LPSK Kritik Silang Pendapat KPK dengan Kemenkumham soal JC Nazaruddin

Logo Komisi Pemberantasan Korupsi
Sumber :
  • Istimewa

VIVA – Lembaga Perlindungan Saksi dan Korban (LPSK) menyesalkan munculnya beda pendapat antara Komisi Pemberantasan Korupsi dengan Kementerian Hukum dan HAM mengenai status justice collaborator (JC) M Nazaruddin.

Wakil Ketua LPSK Edwin Partogi mengatakan, sengkarut ini bisa saja tak terjadi bila penegak hukum sejak awal menjadikan UU No 31 Tahun 2014 tentang Perubahan Atas Undang-Undang Nomor 13 Tahun 2006 tentang Perlindungan Saksi dan Korban sebagai rujukan ketika menetapkan seseorang sebagai JC.

Menurut dia, UU 31 Tahun 2014 telah mengatur pemenuhan hak JC yang berstatus sebagai narapidana. Dalam memenuhi hak narapidana seperti remisi, pembebasan bersyarat dan hak lainnya, LPSK diberikan wewenang untuk memberikan rekomendasi tertulis kepada Menteri Hukum dan HAM (Menkumham).

Wewenang ini agar narapidana mendapatkan penghargaan sesuai yang dijanjikan oleh UU. Dalam ketentuan ini, UU memerintahkan Menkumham untuk menjalankan rekomendasi LPSK dengan sungguh-sungguh.

“Aturan tentang saksi pelaku atau JC ada di pasal 10A UU No 31 Tahun 2014 yang terdiri dari 5 ayat, semuanya jelas” kata Edwin kepada awak media, Jumat, 19 Juni 2020.

UU itu juga mengatur LPSK merupakan lembaga satu-satunya yang diberi kewenangan memberi rekomendasi status JC kepada pelaku pidana. Kewenangan LPSK saat memberi rekomendasi JC kepada penegak hukum dapat dimulai dari proses penyidikan.

“Jadi, bisa disimpulkan apabila penuntut umum dalam tuntutannya menyatakan terdakwa adalah JC tanpa didasari rekomendasi LPSK,” kata Edwin

Pun, kesempatan yang sama Wakil Ketua LPSK, Manager Nasution menyampaikan dirinya tidak menampik bila memang sudah ada aturan tentang JC sebelum UU No 31 Tahun 2014. Misalnya seperti Surat Edaran Mahkamah Agung (SEMA) No 4 Tahun 2011, Peraturan Bersama Menkumham, Jaksa Agung, Kapolri, KPK dan LPSK tahun 2011 serta PP No 9 Tahun 2012. 
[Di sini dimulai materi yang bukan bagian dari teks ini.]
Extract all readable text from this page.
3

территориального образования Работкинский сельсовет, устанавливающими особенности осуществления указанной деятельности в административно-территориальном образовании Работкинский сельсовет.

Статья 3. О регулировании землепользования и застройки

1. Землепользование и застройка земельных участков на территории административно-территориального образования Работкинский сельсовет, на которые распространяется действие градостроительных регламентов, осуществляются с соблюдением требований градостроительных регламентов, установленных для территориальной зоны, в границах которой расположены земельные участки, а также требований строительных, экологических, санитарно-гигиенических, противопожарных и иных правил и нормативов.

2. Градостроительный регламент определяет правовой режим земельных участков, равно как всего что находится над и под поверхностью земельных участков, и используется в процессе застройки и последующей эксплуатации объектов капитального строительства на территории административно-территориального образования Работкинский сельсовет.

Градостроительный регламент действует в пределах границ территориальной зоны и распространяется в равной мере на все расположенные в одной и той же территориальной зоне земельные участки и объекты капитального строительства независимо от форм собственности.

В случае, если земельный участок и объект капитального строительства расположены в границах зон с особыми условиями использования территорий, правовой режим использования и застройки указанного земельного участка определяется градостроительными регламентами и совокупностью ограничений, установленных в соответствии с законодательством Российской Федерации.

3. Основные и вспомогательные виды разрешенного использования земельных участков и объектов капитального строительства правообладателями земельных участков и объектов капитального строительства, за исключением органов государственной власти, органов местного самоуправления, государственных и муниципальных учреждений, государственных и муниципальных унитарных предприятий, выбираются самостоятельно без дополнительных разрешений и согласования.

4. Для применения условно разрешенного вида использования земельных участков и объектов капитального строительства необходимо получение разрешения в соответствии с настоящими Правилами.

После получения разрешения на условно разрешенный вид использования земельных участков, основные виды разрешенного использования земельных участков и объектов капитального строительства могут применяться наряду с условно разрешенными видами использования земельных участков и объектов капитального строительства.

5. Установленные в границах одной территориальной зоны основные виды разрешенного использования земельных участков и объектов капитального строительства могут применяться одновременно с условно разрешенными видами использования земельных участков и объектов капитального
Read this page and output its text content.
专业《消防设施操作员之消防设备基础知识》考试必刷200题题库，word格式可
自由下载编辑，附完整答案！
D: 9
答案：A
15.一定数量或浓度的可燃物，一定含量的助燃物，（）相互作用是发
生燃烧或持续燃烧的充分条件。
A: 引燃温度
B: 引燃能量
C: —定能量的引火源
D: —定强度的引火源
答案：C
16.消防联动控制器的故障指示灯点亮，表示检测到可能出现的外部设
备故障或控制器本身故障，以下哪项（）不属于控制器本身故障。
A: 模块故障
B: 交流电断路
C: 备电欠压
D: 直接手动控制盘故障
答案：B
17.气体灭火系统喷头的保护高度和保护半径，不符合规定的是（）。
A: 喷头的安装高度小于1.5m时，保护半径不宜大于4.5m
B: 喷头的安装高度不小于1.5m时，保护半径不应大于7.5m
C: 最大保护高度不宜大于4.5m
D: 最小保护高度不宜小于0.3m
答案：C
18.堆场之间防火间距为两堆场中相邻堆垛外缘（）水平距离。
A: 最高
Namun, instrumen itu dinilai sebagai peraturan yang sifatnya hanya untuk mengisi kekosongan hukum pada saat itu.

Maka itu, muatan pengaturan mengenai JC yang ada pada aturan lain seperti yang sudah disebutkan di atas tak relevan untuk diterapkan. Apalagi, setelah UU No 31 Tahun 2014 terbit.

Selain itu, menurut Nasution, penggunaan istilah yang seragam juga penting untuk menyatukan pandangan aparat penegak hukum. UU No 31 Tahun 2014 hanya mengenal istilah saksi pelaku. Sementara, SEMA No 4 tahun 2011 dikenal istilah saksi pelaku yang bekerja sama atau juga dikenal dengan JC.

Penggunaan istilah yang berbeda-beda oleh aparat penegak hukum akan memunculkan potensi untuk mengaburkan makna dari JC. Pun, membuka peluang terjadinya penyimpangan. Untuk itu, sebaiknya untuk penggunaan istilah merujuk UU No 31 Tahun 2014.

Lebih lanjut, Nasution menyampaikan agar kasus semacam ini tak terulang, ia menilai perlu adanya kesamaan pandangan dalam mekanisme penetapan, penghargaan, dan perlindungan terhadap JC. Hal ini mulai dari seluruh aparat penegak hukum, mengingat pentingnya peranan saksi pelaku khususnya dalam upaya pemberantasan korupsi.

Kata dia, LPSK juga sudah meminta kepada Presiden melalui Menkumham untuk menerbikan Peraturan Presiden terkait koordinasi aparat penegak hukum dengan LPSK. Koordinasi ini menyangkut pengaturan soal saksi pelaku tersebut.